I was equally taken with Fish’s brief mention of “a form of intellectual/political apartheid known as the private/public distinction.” It reminded me what a mess dualism has made in the history of Western philosophy and theology. Think about it:
In philosophy, the duality of idea and form, which we owe to the classical Greeks. We’re still trying to find a way to put these back together, especially post-Kant.
In anthropology, the duality of soul (mind) and body. In the field of medicine alone, one wonders how different things might look if these were ever brought back into fruitful connection. Let us not even speak of the field of education.

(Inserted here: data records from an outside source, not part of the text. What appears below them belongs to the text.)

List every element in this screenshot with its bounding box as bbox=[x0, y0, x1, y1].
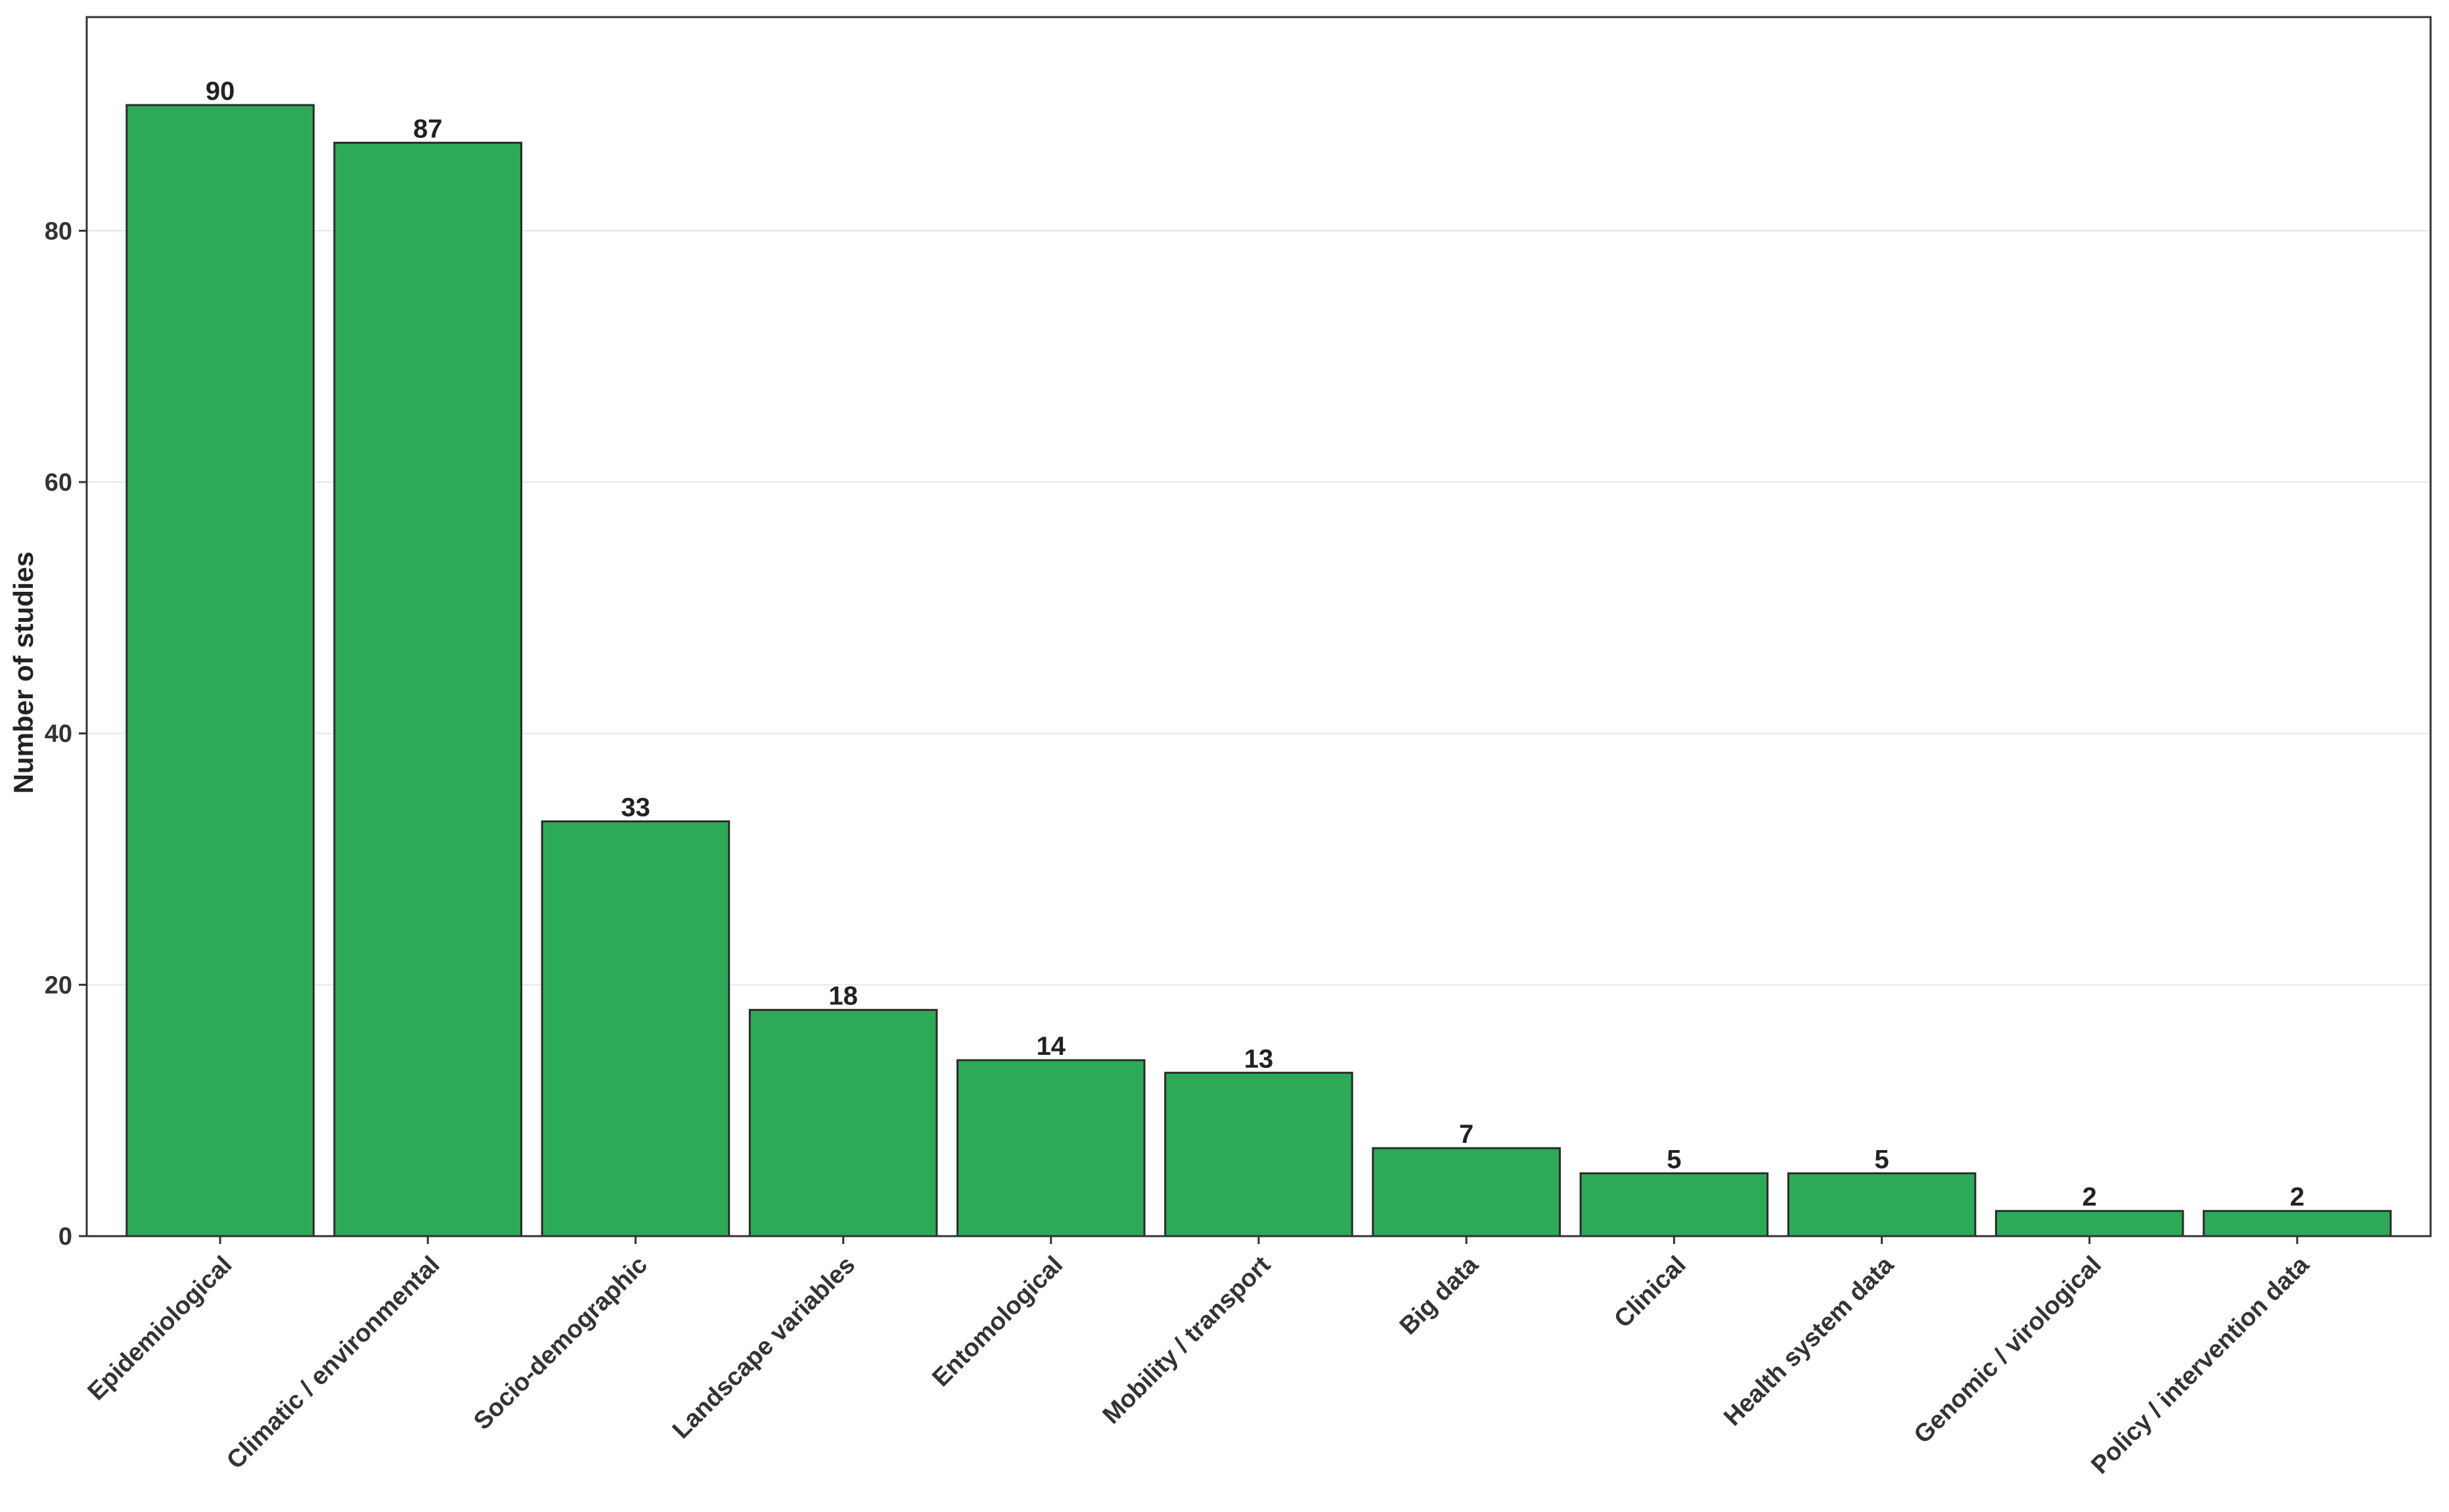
data-label: 5 bbox=[1667, 1145, 1681, 1174]
bar bbox=[333, 141, 523, 1237]
x-tick-label: Genomic / virological bbox=[1909, 1251, 2107, 1449]
data-label: 90 bbox=[206, 77, 235, 106]
data-label: 7 bbox=[1459, 1120, 1473, 1149]
data-label: 33 bbox=[621, 793, 650, 822]
bar bbox=[1994, 1210, 2184, 1237]
data-label: 2 bbox=[2290, 1183, 2304, 1212]
x-tick-label: Socio-demographic bbox=[468, 1251, 653, 1436]
data-label: 87 bbox=[413, 114, 443, 143]
x-tick-label: Big data bbox=[1395, 1251, 1484, 1340]
y-tick-label: 40 bbox=[45, 721, 72, 748]
bar bbox=[541, 820, 730, 1237]
x-tick-label: Health system data bbox=[1719, 1251, 1899, 1431]
x-tick-label: Mobility / transport bbox=[1098, 1251, 1276, 1429]
bar bbox=[125, 104, 315, 1237]
x-tick-label: Policy / intervention data bbox=[2086, 1251, 2315, 1479]
bar bbox=[1787, 1172, 1977, 1237]
x-tick-label: Landscape variables bbox=[667, 1251, 861, 1444]
bar bbox=[1372, 1147, 1561, 1237]
data-label: 14 bbox=[1037, 1032, 1066, 1061]
y-tick-label: 80 bbox=[45, 217, 72, 245]
x-tick-label: Climatic / environmental bbox=[221, 1251, 445, 1475]
bar bbox=[1579, 1172, 1769, 1237]
data-label: 5 bbox=[1874, 1145, 1889, 1174]
bar bbox=[2203, 1210, 2392, 1237]
x-tick-label: Entomological bbox=[927, 1251, 1068, 1392]
y-tick-label: 60 bbox=[45, 469, 72, 497]
y-axis-title: Number of studies bbox=[8, 552, 39, 794]
value-labels: 90 87 33 18 14 13 7 5 5 2 2 bbox=[206, 77, 2304, 1212]
y-axis: 0 20 40 60 80 bbox=[45, 217, 87, 1251]
bar bbox=[1164, 1071, 1353, 1237]
bar bbox=[748, 1009, 938, 1237]
data-label: 2 bbox=[2082, 1183, 2097, 1212]
bar bbox=[956, 1059, 1146, 1237]
y-tick-label: 20 bbox=[45, 971, 72, 999]
x-tick-label: Clinical bbox=[1609, 1251, 1691, 1333]
y-tick-label: 0 bbox=[58, 1223, 72, 1251]
data-label: 13 bbox=[1244, 1044, 1274, 1073]
x-tick-label: Epidemiological bbox=[83, 1251, 238, 1406]
data-label: 18 bbox=[828, 982, 858, 1011]
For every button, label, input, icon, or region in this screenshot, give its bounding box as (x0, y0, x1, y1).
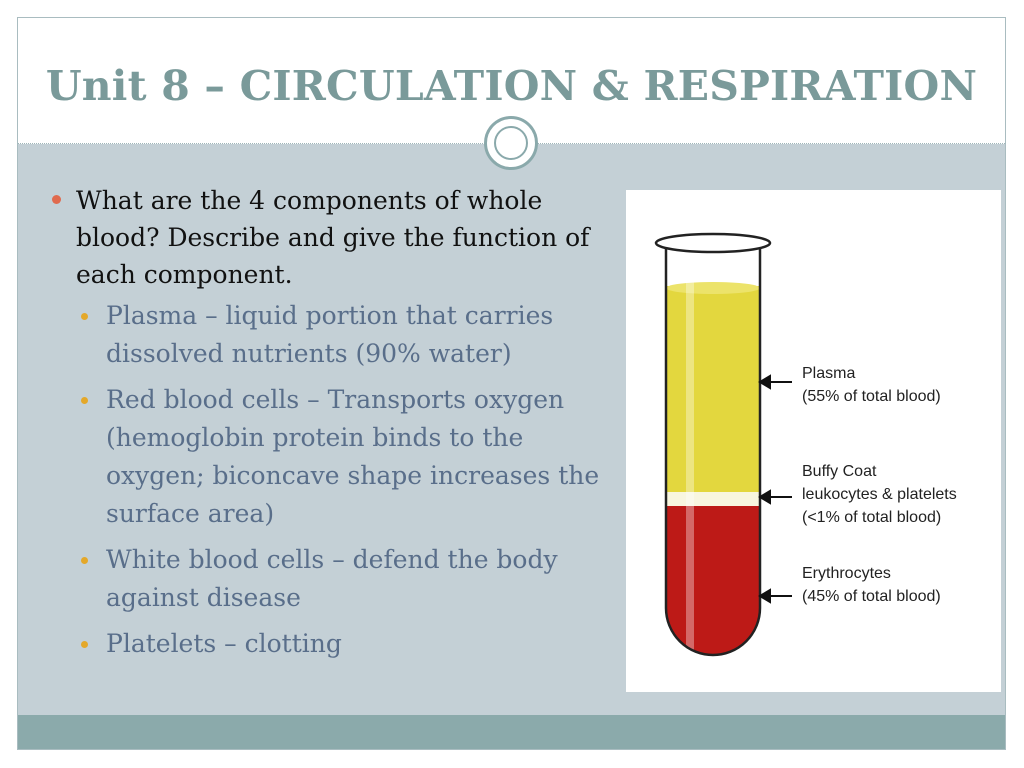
buffy-coat-desc: leukocytes & platelets (802, 486, 957, 503)
bottom-bar (18, 715, 1005, 749)
sub-bullet-plasma: Plasma – liquid portion that carries dis… (48, 297, 628, 373)
buffy-coat-layer (666, 492, 760, 506)
plasma-label: Plasma (802, 365, 855, 382)
sub-bullet-platelets: Platelets – clotting (48, 625, 628, 663)
erythrocytes-layer (666, 506, 760, 655)
circle-ornament-inner (494, 126, 528, 160)
sub-bullet-red-blood-cells: Red blood cells – Transports oxygen (hem… (48, 381, 628, 533)
slide-content: What are the 4 components of whole blood… (48, 182, 628, 671)
test-tube-figure: Plasma (55% of total blood) Buffy Coat l… (626, 190, 1001, 692)
test-tube-diagram: Plasma (55% of total blood) Buffy Coat l… (654, 232, 957, 657)
slide-frame: Unit 8 – CIRCULATION & RESPIRATION What … (17, 17, 1006, 750)
circle-ornament-icon (484, 116, 538, 170)
main-bullet: What are the 4 components of whole blood… (48, 182, 628, 293)
sub-bullet-white-blood-cells: White blood cells – defend the body agai… (48, 541, 628, 617)
plasma-arrowhead-icon (758, 374, 771, 390)
plasma-meniscus (666, 282, 760, 294)
tube-rim (654, 232, 772, 254)
erythrocytes-label: Erythrocytes (802, 565, 891, 582)
ery-arrowhead-icon (758, 588, 771, 604)
buffy-arrowhead-icon (758, 489, 771, 505)
slide-title: Unit 8 – CIRCULATION & RESPIRATION (45, 62, 978, 110)
plasma-layer (666, 286, 760, 492)
tube-highlight (686, 270, 694, 650)
buffy-coat-percent: (<1% of total blood) (802, 509, 941, 526)
sub-bullet-list: Plasma – liquid portion that carries dis… (48, 297, 628, 663)
plasma-percent: (55% of total blood) (802, 388, 941, 405)
buffy-coat-label: Buffy Coat (802, 463, 877, 480)
tube-outline (664, 246, 762, 657)
erythrocytes-percent: (45% of total blood) (802, 588, 941, 605)
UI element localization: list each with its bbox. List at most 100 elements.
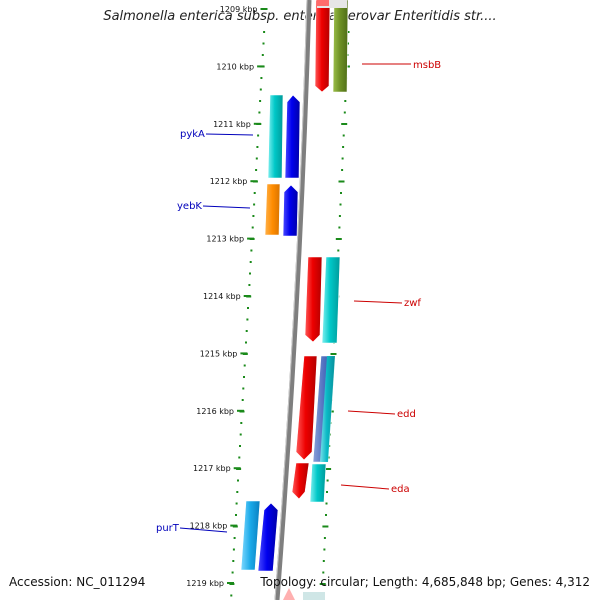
ring-dot (263, 31, 266, 33)
genome-backbone-highlight (274, 0, 308, 600)
ring-dot (323, 548, 326, 551)
kbp-tick-label: 1209 kbp (220, 5, 258, 14)
gene-label-purT[interactable]: purT (156, 523, 180, 534)
ring-dot (236, 491, 239, 493)
ring-dot (322, 571, 325, 574)
ring-dot (255, 157, 258, 160)
ring-dot (341, 157, 344, 160)
gene-label-pykA[interactable]: pykA (180, 129, 205, 140)
feature-msbB-red[interactable] (314, 0, 331, 93)
ring-dot (243, 376, 245, 378)
kbp-tick-label: 1216 kbp (196, 407, 234, 416)
ring-dot (342, 146, 345, 148)
ring-dot (232, 560, 235, 562)
ring-dot (325, 468, 332, 470)
ring-dot (249, 272, 251, 275)
kbp-tick-label: 1215 kbp (200, 349, 238, 358)
ring-dot (323, 537, 326, 539)
kbp-tick-label: 1214 kbp (203, 292, 241, 301)
ring-dot (256, 146, 259, 148)
gene-label-edd[interactable]: edd (397, 409, 416, 420)
ring-dot (246, 318, 249, 321)
ring-dot (247, 307, 249, 309)
ring-dot (322, 525, 329, 528)
ring-dot (237, 479, 239, 482)
ring-dot (232, 548, 235, 551)
ring-dot (241, 399, 244, 401)
kbp-tick-labels: 1209 kbp 1210 kbp 1211 kbp 1212 kbp 1213 kbp… (186, 5, 268, 588)
ring-dot (322, 560, 325, 562)
ring-dot (340, 192, 342, 194)
accession-label: Accession: NC_011294 (9, 575, 146, 589)
ring-dot (325, 514, 327, 516)
feature-edd-red[interactable] (295, 355, 318, 461)
ring-dot (245, 341, 247, 344)
kbp-tick-label: 1212 kbp (210, 177, 248, 186)
ring-dot (233, 537, 236, 539)
feature-eda-cyan[interactable] (309, 463, 327, 503)
ring-dot (253, 203, 256, 206)
ring-dot (243, 364, 246, 367)
kbp-tick-label: 1211 kbp (213, 120, 251, 129)
ring-dot (335, 238, 342, 240)
feature-eda-red[interactable] (291, 462, 310, 500)
gene-leader-lines (179, 63, 411, 533)
ring-dot (253, 192, 256, 194)
ring-dot (250, 249, 253, 252)
feature-msbB-grey-top (317, 0, 347, 8)
ring-dot (235, 514, 237, 516)
feature-zwf-cyan[interactable] (321, 256, 341, 344)
ring-dot (245, 330, 248, 332)
ring-dot (238, 456, 241, 459)
ring-dot (240, 422, 243, 424)
ring-dot (337, 249, 340, 252)
ring-dot (343, 111, 346, 114)
ring-dot (342, 134, 345, 137)
ring-dot (319, 583, 326, 585)
ring-dot (235, 502, 238, 505)
ring-dot (242, 387, 245, 390)
ring-dot (325, 502, 328, 505)
ring-dot (251, 226, 254, 229)
feature-pykA-blue[interactable] (284, 94, 301, 179)
ring-dot (230, 594, 233, 597)
ring-dot (326, 479, 329, 482)
feature-yebK-orange[interactable] (264, 183, 281, 236)
ring-dot (255, 169, 258, 171)
ring-dot (338, 180, 345, 183)
ring-dot (338, 226, 341, 229)
bottom-track-stub (303, 592, 325, 600)
kbp-tick-label: 1219 kbp (186, 579, 224, 588)
summary-label: Topology: circular; Length: 4,685,848 bp… (260, 575, 590, 589)
ring-dot (327, 456, 330, 459)
feature-purT-blue[interactable] (257, 502, 279, 572)
ring-dot (259, 100, 262, 102)
kbp-tick-label: 1217 kbp (193, 464, 231, 473)
ring-dot (239, 433, 242, 436)
feature-zwf-red[interactable] (304, 256, 323, 343)
feature-purT-sky[interactable] (240, 500, 261, 571)
ring-dot (231, 571, 234, 574)
ring-dot (261, 54, 264, 56)
map-title: Salmonella enterica subsp. enterica sero… (103, 9, 497, 24)
bottom-position-marker (283, 588, 295, 600)
gene-label-yebK[interactable]: yebK (177, 201, 202, 212)
ring-dot (339, 203, 342, 206)
gene-label-eda[interactable]: eda (391, 484, 410, 495)
kbp-tick-label: 1213 kbp (206, 235, 244, 244)
ring-dot (330, 353, 337, 355)
ring-dot (341, 123, 348, 125)
feature-yebK-blue[interactable] (282, 184, 299, 237)
gene-label-msbB[interactable]: msbB (413, 60, 441, 71)
feature-msbB-olive[interactable] (332, 0, 349, 93)
ring-dot (258, 111, 261, 114)
ring-dot (249, 261, 252, 263)
ring-dot (347, 42, 349, 45)
ring-dot (259, 88, 262, 91)
ring-dot (347, 31, 350, 33)
gene-label-zwf[interactable]: zwf (404, 298, 421, 309)
feature-pykA-cyan[interactable] (267, 94, 284, 179)
kbp-tick-label: 1218 kbp (190, 522, 228, 531)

In social theory, the duality of religious (church) and secular (state, society). The one cares for all things “spiritual” (worship, and the fate of the soul); the other for all things social, tangible, and embodied (says Fish, “the business of everyday life – commerce, science, medicine, law, agriculture, education, foreign policy, etc.). The arrangement sits awkwardly, one must admit, with the biblical metaphors of salt, light, and leaven; but there are Christians who seem to believe God is happy with it.
Penetrating all of this, the eschatological duality of heaven (eternity) and earth (time). What doth earth matter? Of what value is the historical? We’re holding out for a harp, a cloud, and a crown. I could do without the cloud, myself, but my sanctification has proceeded only so far.